猫ちゃんの既往症や投薬中の薬情報、検査結果や健康状態、かかりつけの病院などの情報も揃えておきましょう。体調不良になってかかりつけ医以外の獣医さんのお世話になることもあります。スムーズな診断に役立ちます。
また、避難所の環境に合わずに一時預かりしてもらえることもあります。ペットホテルでもそうですが、預かり先にワクチン接種の有無の証明書提出が必要になることも。ワクチン接種証明書も一緒にしておくと、必要になった時慌てなくていいですね。
まとめ
環境の変化に敏感な猫ちゃんは、ストレスからいつもおとなしいのによく鳴くようになってしまったり、ご飯を食べなくなってしまう、下痢をするなど心配なことが起きてしまう可能性もあります。かかりつけ医で預かってもらえるか、ペットホテルの情報なども事前に調べておくと安心です。
避難所でペットも一緒に避難できるところも増えてきました。しかし避難所は集団で生活し、プライベートは確保が難しく、共同生活をするためのルールもあります。

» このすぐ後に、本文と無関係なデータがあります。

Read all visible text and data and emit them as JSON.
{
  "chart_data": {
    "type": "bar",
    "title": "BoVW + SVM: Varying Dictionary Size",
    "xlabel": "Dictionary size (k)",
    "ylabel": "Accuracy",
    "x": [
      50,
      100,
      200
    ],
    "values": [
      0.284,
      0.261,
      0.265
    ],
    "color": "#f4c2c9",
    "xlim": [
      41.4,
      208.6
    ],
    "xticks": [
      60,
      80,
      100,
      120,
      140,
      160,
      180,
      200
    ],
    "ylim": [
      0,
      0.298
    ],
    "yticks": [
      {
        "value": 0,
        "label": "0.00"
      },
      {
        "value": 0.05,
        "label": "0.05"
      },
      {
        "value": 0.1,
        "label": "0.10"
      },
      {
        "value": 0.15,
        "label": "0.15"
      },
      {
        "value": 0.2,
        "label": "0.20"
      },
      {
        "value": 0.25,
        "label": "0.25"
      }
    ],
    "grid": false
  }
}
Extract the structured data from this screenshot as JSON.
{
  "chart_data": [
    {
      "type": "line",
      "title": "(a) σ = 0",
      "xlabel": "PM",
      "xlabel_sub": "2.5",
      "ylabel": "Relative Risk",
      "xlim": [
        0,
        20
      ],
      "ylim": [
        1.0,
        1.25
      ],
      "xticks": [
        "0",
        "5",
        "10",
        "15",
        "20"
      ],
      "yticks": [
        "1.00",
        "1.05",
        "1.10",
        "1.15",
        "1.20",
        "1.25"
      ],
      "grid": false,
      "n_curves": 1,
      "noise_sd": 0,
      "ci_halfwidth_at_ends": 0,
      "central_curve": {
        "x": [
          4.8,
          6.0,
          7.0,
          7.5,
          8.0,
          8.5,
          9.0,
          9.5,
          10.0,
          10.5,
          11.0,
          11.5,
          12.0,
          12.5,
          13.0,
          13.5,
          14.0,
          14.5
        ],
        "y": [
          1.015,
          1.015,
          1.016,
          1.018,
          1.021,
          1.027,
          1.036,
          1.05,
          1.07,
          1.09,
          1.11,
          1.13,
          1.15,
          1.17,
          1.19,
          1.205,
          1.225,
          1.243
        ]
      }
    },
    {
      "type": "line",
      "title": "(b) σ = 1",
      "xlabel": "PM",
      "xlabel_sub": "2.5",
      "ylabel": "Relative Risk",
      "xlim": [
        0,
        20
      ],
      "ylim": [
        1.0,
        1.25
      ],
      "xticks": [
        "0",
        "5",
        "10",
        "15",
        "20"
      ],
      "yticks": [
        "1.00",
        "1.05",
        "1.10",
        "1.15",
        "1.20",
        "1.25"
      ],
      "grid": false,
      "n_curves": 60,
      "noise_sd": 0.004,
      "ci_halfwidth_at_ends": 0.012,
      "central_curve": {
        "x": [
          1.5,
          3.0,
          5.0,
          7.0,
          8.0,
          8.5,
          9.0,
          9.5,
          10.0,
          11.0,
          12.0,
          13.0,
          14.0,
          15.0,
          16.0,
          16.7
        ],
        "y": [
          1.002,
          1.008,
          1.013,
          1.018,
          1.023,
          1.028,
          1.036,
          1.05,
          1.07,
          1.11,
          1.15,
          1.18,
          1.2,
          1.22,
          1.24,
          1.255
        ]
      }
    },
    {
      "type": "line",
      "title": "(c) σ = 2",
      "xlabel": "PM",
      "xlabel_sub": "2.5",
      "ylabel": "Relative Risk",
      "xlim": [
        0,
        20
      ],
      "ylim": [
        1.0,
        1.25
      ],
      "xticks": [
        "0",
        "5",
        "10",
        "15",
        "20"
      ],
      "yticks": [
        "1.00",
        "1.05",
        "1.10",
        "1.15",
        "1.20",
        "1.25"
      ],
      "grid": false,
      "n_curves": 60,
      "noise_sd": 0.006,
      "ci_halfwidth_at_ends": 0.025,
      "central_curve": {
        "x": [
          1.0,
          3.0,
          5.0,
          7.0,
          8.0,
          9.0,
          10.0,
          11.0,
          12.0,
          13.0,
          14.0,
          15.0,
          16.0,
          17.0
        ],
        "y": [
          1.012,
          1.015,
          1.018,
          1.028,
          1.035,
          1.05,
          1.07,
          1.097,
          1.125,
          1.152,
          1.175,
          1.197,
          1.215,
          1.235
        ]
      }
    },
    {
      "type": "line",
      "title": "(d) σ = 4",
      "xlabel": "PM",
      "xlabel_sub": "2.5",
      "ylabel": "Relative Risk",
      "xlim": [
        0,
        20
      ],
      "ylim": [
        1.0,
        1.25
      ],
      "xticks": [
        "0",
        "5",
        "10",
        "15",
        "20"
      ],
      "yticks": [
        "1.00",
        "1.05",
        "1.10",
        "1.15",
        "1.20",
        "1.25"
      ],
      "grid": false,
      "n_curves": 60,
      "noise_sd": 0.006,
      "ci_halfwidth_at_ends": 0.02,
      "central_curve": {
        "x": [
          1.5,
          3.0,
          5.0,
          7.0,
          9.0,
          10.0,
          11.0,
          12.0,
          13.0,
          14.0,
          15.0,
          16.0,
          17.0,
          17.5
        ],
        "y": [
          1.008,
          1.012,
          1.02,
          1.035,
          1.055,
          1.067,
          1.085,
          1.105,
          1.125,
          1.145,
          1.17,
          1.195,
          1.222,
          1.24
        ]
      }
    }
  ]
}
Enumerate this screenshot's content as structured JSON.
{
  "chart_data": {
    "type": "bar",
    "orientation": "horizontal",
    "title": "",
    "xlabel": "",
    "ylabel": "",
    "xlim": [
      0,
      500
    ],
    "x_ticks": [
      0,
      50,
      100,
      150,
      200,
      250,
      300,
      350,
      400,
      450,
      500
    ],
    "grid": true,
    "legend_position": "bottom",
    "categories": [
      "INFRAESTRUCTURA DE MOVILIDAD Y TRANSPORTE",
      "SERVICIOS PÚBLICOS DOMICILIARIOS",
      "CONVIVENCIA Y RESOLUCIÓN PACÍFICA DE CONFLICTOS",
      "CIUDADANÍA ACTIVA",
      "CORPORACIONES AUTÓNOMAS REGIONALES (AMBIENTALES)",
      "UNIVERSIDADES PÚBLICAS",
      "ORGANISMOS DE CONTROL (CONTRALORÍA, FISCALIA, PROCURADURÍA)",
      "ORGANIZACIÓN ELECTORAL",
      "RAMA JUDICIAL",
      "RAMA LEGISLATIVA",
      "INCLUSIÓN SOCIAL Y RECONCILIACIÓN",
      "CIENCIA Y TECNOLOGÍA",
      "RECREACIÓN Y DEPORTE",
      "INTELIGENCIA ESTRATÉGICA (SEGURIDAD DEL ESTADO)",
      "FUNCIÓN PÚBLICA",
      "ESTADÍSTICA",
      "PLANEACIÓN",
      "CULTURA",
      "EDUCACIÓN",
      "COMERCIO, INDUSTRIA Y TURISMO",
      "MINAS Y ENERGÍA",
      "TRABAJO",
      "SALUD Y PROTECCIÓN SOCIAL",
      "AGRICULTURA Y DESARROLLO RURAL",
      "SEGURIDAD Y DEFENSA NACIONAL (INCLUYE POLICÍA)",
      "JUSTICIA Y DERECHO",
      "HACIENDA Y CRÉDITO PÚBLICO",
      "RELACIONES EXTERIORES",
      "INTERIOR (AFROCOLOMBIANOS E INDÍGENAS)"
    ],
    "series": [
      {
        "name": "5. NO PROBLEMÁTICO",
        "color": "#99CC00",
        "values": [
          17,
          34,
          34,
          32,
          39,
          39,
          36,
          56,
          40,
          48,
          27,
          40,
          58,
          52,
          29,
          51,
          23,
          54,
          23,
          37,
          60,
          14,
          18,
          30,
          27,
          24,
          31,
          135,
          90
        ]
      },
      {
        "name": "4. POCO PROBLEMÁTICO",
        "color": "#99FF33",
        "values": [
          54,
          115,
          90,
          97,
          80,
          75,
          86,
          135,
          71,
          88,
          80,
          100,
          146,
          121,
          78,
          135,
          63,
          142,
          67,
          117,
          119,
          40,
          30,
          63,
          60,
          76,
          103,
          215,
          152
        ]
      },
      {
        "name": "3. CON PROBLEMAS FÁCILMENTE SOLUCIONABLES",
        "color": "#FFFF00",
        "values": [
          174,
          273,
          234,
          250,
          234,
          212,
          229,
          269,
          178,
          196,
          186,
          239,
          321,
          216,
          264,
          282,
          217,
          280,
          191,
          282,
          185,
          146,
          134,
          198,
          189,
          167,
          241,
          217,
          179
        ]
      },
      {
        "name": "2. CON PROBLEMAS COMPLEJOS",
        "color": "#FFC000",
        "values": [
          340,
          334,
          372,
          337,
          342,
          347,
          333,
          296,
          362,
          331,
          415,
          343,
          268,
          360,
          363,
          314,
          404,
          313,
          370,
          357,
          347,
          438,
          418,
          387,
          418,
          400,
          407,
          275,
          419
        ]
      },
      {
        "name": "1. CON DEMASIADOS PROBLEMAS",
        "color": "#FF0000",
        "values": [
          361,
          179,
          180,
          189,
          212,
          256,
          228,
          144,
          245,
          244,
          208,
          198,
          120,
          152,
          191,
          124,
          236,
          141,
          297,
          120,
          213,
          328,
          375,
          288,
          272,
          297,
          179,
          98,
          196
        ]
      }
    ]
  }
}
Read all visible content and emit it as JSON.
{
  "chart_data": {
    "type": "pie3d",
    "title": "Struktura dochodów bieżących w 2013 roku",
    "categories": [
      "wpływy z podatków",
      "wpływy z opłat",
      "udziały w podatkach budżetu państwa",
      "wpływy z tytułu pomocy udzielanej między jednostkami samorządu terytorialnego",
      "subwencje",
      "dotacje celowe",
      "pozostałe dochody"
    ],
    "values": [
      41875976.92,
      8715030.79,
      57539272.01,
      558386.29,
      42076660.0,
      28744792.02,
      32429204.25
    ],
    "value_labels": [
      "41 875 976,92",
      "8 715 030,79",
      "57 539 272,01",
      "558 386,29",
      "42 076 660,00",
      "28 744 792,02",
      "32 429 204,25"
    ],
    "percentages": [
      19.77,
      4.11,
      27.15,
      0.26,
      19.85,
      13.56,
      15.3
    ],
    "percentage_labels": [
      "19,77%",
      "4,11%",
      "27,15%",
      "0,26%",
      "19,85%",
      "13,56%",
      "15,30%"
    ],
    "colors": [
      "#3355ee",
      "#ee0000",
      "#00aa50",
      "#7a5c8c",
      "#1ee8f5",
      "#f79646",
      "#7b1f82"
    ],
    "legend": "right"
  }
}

猫ちゃんは吠えない、省スペースで暮らせるといった共同生活でも対応しやすい特徴を持っています。しかし、それでも誰もが手放しで快く受け入れているわけではありません。
ルールを守ってトラブルにならないように過ごすために、猫ちゃんに必要な防災グッズの備えと一緒に避難のあり方を事前に確認しておいてください。